Undoubtedly, there is overwhelming evidence pointing to the reliance of cancer cells on altered mitochondrial function and oxidative metabolism for their proliferation and tumorigenic functions. Cancer cells exhibit not only elevated levels of OXPHOS, but also alter mitochondrial dynamics. They also exhibit elevated levels of metabolites, such as heme, which are used to fuel OXPHOS and tumorigenesis in NSCLC, as demonstrated by recent studies from the authors’ laboratory [79]. This opens up numerous therapeutic avenues and provides a plethora of potential targets for cancer therapy. Many of these targets associated with OXPHOS, the TCA cycle, or mitochondrial fission/fusion proteins are already being investigated.

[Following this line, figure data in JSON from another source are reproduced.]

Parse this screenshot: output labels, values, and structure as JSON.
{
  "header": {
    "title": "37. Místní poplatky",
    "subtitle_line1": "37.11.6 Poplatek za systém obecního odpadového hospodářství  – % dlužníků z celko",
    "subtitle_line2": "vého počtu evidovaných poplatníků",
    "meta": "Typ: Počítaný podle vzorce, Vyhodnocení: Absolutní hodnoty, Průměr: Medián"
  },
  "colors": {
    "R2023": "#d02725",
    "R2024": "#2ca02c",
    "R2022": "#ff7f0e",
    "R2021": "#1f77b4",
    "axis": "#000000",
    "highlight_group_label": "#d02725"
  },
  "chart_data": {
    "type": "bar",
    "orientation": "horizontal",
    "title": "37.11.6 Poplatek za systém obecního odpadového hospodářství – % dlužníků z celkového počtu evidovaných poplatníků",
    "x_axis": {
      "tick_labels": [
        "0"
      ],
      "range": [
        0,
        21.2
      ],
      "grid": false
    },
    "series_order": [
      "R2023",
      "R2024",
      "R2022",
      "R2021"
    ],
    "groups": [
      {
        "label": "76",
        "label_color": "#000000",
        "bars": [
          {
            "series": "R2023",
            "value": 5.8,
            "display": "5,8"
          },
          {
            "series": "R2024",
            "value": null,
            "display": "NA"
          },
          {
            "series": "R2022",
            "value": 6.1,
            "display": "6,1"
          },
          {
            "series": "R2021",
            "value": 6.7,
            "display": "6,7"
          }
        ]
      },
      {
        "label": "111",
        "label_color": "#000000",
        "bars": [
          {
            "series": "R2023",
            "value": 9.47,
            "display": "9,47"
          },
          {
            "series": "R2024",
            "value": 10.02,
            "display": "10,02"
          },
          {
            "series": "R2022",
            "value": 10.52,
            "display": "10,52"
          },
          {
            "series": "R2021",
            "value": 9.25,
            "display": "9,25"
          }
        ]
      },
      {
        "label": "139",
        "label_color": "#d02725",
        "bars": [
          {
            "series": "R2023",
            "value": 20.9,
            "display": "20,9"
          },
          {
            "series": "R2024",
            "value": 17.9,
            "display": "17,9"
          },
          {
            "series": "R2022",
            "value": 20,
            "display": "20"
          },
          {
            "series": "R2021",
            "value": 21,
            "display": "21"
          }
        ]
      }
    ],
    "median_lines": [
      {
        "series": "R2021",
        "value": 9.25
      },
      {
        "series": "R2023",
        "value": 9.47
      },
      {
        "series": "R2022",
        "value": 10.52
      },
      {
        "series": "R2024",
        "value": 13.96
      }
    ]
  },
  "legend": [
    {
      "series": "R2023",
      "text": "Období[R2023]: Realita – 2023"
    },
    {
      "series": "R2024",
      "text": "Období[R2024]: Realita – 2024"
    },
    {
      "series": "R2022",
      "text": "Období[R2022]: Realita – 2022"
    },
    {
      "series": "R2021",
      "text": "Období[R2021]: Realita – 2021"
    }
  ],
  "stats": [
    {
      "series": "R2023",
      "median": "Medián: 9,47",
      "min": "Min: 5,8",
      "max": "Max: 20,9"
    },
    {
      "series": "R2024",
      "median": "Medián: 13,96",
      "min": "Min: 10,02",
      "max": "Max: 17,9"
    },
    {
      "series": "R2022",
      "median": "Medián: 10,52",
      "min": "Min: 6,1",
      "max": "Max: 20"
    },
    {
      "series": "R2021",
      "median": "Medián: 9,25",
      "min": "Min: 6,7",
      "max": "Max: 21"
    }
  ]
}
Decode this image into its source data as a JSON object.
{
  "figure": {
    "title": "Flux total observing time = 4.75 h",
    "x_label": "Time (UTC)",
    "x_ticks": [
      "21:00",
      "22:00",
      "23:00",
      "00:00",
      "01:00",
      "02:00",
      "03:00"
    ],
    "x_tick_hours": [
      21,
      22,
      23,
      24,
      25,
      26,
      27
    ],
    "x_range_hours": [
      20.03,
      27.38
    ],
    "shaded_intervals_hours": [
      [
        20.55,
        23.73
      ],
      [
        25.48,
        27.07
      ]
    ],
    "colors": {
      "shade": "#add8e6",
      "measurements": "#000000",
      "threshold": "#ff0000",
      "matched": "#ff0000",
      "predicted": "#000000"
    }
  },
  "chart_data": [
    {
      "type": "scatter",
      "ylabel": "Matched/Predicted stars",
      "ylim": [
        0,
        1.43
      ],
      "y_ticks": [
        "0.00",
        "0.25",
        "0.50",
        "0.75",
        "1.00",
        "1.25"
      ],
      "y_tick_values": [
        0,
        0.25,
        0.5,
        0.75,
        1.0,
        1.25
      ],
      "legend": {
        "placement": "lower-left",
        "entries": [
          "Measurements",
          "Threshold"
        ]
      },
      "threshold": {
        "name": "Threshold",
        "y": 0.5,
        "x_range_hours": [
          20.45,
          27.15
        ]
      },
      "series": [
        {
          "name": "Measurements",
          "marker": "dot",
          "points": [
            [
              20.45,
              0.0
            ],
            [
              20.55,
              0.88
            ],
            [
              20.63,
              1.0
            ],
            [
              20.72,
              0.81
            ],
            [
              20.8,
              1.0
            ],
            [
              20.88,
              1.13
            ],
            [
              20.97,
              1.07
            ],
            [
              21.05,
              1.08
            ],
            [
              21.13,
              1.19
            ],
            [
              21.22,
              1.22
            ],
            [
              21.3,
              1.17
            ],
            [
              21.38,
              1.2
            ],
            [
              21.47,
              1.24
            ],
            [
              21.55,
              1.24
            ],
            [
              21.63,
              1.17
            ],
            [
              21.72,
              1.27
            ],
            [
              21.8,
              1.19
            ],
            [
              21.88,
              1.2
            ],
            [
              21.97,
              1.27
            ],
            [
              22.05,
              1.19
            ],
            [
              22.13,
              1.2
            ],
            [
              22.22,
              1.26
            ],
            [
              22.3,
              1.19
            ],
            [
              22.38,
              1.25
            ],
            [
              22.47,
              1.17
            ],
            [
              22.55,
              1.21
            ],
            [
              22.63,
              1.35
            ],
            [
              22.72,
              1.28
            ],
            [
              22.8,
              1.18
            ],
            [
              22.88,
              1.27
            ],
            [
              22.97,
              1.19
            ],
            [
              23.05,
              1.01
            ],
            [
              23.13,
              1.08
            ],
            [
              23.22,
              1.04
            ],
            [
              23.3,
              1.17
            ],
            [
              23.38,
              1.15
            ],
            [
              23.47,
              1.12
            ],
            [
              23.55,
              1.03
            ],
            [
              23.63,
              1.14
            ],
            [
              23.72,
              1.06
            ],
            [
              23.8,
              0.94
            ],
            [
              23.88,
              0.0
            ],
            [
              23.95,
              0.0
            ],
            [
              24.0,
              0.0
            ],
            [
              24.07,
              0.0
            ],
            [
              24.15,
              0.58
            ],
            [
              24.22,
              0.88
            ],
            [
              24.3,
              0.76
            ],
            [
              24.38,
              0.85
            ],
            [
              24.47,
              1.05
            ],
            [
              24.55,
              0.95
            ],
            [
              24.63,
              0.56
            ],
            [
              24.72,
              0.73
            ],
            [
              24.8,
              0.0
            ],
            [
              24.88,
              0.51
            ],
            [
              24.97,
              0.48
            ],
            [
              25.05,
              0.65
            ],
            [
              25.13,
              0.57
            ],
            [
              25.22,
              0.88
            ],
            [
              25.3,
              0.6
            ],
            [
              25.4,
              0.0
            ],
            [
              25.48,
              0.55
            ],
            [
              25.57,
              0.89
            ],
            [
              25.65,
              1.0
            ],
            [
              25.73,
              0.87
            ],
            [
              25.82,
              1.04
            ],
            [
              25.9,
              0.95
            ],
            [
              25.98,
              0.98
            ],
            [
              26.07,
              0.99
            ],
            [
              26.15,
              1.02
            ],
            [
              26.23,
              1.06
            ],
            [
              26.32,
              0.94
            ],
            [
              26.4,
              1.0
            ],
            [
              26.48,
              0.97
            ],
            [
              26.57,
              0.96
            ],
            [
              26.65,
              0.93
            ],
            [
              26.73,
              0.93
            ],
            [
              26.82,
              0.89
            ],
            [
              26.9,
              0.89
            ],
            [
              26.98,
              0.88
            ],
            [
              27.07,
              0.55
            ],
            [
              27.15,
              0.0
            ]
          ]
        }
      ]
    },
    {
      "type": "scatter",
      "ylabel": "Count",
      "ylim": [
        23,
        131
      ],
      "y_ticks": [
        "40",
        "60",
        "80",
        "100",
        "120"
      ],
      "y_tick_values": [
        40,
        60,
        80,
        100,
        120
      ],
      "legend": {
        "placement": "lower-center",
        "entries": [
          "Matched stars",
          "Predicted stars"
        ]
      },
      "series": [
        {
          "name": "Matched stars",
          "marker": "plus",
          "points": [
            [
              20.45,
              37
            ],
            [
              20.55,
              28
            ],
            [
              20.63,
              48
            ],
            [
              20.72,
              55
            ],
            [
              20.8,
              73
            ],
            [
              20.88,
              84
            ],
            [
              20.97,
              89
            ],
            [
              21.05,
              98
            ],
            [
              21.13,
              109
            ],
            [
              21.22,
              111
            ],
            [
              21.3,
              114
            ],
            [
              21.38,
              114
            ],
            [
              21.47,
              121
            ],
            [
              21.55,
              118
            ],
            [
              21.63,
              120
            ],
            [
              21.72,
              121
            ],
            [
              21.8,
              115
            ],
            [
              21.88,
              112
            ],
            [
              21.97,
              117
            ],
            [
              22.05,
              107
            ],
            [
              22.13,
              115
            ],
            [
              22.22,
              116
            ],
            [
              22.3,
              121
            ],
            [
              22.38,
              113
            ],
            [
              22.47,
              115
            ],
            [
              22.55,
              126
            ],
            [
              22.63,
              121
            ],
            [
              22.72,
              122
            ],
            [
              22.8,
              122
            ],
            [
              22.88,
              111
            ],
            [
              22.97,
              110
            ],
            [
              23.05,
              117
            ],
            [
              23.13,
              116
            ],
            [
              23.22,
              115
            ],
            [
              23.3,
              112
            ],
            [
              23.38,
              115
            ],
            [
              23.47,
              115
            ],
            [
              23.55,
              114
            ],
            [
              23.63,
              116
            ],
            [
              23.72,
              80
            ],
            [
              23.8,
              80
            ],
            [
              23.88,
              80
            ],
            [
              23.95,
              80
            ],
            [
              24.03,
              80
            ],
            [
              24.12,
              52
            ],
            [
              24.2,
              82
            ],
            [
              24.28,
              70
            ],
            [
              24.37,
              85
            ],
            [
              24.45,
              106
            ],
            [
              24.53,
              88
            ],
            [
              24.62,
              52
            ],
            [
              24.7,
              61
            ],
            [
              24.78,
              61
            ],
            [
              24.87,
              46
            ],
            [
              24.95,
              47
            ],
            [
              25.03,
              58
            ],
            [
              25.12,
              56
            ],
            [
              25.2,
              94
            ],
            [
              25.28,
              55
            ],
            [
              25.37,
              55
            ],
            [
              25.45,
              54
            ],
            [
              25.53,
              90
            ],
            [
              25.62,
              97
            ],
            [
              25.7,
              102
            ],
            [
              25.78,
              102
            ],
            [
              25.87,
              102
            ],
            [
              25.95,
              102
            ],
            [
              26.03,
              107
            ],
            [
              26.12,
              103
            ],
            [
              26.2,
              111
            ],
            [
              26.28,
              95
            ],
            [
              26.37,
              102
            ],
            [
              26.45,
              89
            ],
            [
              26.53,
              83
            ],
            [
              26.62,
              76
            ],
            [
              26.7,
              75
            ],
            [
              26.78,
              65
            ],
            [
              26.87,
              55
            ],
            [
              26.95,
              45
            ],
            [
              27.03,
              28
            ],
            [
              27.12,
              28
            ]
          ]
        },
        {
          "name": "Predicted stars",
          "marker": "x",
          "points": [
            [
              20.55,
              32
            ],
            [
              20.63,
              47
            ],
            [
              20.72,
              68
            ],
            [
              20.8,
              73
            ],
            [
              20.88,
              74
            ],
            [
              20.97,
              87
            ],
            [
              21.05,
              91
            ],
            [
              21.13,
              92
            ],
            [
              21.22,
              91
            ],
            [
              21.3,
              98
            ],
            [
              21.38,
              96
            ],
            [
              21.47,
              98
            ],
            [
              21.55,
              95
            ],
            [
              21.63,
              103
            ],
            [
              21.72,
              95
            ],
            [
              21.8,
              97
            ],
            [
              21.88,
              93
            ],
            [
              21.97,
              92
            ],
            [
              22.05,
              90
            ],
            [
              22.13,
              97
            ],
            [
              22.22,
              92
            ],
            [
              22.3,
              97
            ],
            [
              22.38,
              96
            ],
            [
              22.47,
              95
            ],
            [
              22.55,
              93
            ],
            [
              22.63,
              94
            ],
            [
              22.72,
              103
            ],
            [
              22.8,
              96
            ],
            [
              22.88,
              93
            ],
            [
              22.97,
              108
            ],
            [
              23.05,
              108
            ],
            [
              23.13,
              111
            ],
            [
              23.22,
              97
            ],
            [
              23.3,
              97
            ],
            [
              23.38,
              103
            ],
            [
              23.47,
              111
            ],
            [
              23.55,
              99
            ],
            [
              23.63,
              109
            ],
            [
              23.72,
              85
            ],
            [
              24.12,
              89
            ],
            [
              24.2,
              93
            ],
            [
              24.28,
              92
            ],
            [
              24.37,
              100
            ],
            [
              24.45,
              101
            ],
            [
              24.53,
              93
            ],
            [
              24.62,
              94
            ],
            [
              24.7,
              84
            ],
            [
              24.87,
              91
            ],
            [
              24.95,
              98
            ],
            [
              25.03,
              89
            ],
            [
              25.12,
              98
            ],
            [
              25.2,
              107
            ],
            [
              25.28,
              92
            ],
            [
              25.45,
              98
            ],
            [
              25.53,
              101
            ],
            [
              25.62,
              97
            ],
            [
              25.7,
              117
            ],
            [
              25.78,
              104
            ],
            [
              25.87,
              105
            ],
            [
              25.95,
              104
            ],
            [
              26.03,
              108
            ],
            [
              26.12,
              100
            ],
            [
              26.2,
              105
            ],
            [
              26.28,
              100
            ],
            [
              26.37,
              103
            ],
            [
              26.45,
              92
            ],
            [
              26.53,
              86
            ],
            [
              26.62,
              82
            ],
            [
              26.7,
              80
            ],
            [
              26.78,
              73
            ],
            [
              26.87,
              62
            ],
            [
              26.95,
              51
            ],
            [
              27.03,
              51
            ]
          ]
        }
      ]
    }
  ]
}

Aggressive cancers become resistant to most chemotherapy drugs due to the presence of clusters of drug-resistant cancer stem cells that exhibit an altered metabolic profile. Despite the availability of many molecular targeted therapies, the therapeutic outcome for cancers has only slightly improved due to the eventual development of drug resistance among these molecularly-targeted cancers. Therefore, to treat genetically and metabolically diverse cancers, it is essential to investigate novel therapeutic avenues that are effective against a wide variety of cancers. Targeting OXPHOS or bioenergetics of cancer cells via the limitation of key factors like heme may prove to be one such promising approach [79,95]. Nevertheless, a more thorough understanding of the impacts of limiting heme on cancer is required not only to design more effective therapeutic strategies but also to aid currently available therapies for the treatment of therapy-resistant cancer.